Histogram and color matching turn out to be a workhorse far beyond this chapter. The same "make this image's statistics look like that one's" move powers harmonization (making a pasted region's tones match its new background — see Compositing), color grading and style transfer (imposing a reference look), and even texture synthesis (matching value statistics). It is one of those small ideas that keeps reappearing.

3.4.6 constraining the slope: Ward's histogram-based tone mapping

Equalization's flaw — exaggerating contrast wherever pixels happen to crowd — has a clean fix, and it points straight at the next chapter. Greg Ward's constrained, histogram-based tone mapping (Ward, Rushmeier & Piotrowski 1997) keeps the equalization idea but caps the local slope of the transfer curve. The CDF is steep exactly where pixels are dense, and that steepness is what over-stretches contrast there; so Ward's method clamps the slope wherever it would exceed what the eye finds plausible, redistributing the leftover range elsewhere. The result is equalization's data-driven allocation of contrast, but perceptually bounded so it never exaggerates beyond what a viewer accepts.

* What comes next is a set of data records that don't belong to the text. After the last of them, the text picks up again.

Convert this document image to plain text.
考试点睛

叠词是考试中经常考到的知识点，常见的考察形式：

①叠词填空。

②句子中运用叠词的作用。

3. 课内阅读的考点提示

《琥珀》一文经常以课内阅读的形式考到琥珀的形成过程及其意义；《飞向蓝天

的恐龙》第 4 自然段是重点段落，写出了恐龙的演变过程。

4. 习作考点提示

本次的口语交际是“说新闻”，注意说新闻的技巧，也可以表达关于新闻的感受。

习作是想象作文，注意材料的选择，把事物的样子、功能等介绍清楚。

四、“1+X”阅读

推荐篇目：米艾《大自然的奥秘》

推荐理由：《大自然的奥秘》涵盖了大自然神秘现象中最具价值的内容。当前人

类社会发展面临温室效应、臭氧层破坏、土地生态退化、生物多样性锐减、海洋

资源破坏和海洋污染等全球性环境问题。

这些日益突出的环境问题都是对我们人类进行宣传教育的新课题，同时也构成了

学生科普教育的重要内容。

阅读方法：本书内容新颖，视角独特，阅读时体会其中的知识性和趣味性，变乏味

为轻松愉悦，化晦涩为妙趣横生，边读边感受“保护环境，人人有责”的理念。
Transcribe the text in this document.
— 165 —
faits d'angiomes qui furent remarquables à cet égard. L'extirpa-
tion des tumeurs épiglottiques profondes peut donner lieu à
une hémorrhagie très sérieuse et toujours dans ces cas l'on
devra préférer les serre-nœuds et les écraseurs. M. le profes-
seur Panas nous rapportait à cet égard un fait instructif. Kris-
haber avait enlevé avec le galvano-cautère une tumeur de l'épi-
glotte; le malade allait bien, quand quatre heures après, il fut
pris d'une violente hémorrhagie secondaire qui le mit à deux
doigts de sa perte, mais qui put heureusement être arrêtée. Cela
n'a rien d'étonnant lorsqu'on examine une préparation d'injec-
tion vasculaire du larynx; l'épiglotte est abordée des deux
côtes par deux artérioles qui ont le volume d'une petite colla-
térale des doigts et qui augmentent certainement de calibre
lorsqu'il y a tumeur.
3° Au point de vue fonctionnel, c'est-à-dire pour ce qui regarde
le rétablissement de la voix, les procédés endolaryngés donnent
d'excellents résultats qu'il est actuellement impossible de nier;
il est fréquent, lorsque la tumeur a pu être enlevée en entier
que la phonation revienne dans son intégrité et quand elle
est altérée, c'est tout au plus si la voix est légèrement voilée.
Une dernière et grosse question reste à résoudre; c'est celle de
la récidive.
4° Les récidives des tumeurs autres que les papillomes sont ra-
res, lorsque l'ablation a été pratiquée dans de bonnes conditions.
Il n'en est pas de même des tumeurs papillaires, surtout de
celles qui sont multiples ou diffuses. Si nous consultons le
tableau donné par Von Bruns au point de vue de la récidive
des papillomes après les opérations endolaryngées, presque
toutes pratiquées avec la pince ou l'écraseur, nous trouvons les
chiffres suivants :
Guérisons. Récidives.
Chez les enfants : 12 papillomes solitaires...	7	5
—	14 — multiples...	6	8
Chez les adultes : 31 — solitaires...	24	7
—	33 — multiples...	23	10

This matters most for high dynamic range (HDR) imagery, where the whole problem is squeezing an enormous range of scene luminance onto a limited display without either crushing detail or generating cartoonish contrast — and a slope-bounded equalization is a principled, fully automatic way to do it. We have arrived at the doorstep of tone mapping, where equalization stops being a histogram trick and becomes one member of a family of curves for fitting the world's light onto a screen. That is the subject of the next chapter.